>
>One of the things that I noticed during the development of the APIC
>patchset that was quite odd:
>
>1) Linux guest was programming the PIT for 4ms.
>2) QEMU was programming the sigalarm for 1ms
>3) SIGALARM was only delivered every 8ms (probably maximum resolution
>with this setup) so the timer-wheel injected two PIT interrupts per
>SIGALARM.
>4) Since PICs can generally only queue a single interrupt, the second
>tick was always lost.
>
>HOWEVER (and this is where it gets really weird), linux wallclock time
>in the guest runs at normal speed even with PIT at 1/2 freq.  If I made
>corrections such that every PIT tick is actually delivered to 
>the guest,
>wallclock runs at 2x.


That is what I mean the time virtualization headache for today's Linux.
We should inject all guest PIT irqs (Xen did so), but the guest code
(probably Linux only)
is referencing PIT time (port 40) with TSC time. Since we didn't
virtualize TSC now, 
i.e. guest TSC = host TSC, guest OS will think there is losted PIT IRQ
ticks(actually no), 
 since guest see TSC goes forward but PIT IRQ arrives later. 
and thus add back those fake lost ticks. In this way we see guest time
ticks 2X faster.

In Xen, we virtualize TSC too to make sure the guest TSC time is
synchronized with 
guest PIT time, so guest can see an accurate virtual time. (refer to
http://www.xensource.com/files/summit_3/Xen_HVM_SMP.pdf) It is good but
time to time
we see bugs due to the complicated time virtualization mechanism. As far
as I know,
Vmware doesn't solve this problem either, it depends on guest
application to sync
guest time with real time (network or host). 
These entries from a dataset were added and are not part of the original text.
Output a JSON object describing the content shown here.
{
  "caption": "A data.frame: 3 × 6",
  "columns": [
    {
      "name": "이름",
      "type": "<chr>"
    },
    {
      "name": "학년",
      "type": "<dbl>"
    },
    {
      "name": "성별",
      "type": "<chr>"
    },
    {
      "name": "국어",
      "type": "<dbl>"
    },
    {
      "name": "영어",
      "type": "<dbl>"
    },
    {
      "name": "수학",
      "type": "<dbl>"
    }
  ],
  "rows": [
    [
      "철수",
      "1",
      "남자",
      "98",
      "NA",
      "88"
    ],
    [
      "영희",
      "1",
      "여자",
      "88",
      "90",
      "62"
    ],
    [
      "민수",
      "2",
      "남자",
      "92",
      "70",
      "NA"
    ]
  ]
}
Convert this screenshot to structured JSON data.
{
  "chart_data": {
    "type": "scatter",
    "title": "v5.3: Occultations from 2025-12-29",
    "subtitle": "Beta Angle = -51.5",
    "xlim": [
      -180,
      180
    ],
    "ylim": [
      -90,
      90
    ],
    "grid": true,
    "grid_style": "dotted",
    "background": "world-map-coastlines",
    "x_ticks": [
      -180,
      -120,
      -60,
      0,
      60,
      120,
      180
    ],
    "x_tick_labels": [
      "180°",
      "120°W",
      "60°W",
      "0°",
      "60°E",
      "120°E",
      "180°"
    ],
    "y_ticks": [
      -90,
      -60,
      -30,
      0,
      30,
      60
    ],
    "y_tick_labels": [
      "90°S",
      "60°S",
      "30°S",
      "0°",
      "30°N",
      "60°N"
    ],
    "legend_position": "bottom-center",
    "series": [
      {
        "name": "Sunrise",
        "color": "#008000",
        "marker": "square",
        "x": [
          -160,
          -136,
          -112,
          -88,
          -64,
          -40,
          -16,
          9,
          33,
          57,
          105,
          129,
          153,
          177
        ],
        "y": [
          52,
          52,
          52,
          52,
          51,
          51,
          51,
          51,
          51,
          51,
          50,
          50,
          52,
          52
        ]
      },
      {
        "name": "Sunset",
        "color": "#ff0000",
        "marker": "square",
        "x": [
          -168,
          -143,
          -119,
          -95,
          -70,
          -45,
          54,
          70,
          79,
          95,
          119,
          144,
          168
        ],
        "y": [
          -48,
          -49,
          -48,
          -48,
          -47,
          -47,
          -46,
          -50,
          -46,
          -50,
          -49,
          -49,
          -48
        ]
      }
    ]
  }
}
We can use PV time of linux, another way is to persuade community to
give up 
the cross reference of PIT and TSC to give up picking the lost ticks
given that 
today's OS is smart enough and won't disable IRQ for that long time
before
 another PIT expires (1-4ms), so those kind of picking up lost ticks is
quit 
unnecessary, especially for X86-64 (faster processor).

Another big issue is that guest Linux will eventually fail back to PIT
time source after
hundreds of "lost ticks" and thus give up TSC time source. This is OK
for normal application
but dead set for database server where gettimeofday is frequently used.
We saw
 30-40% performance degradation due to this only. (gettimeofday  will
read port 40
 multiple times which is extremely slow under virtualization).

I will ask Jun, Avi to bring this issue to virtualization mini summit to
persuade 
communitty to do some changes in guest timer IRQ handler.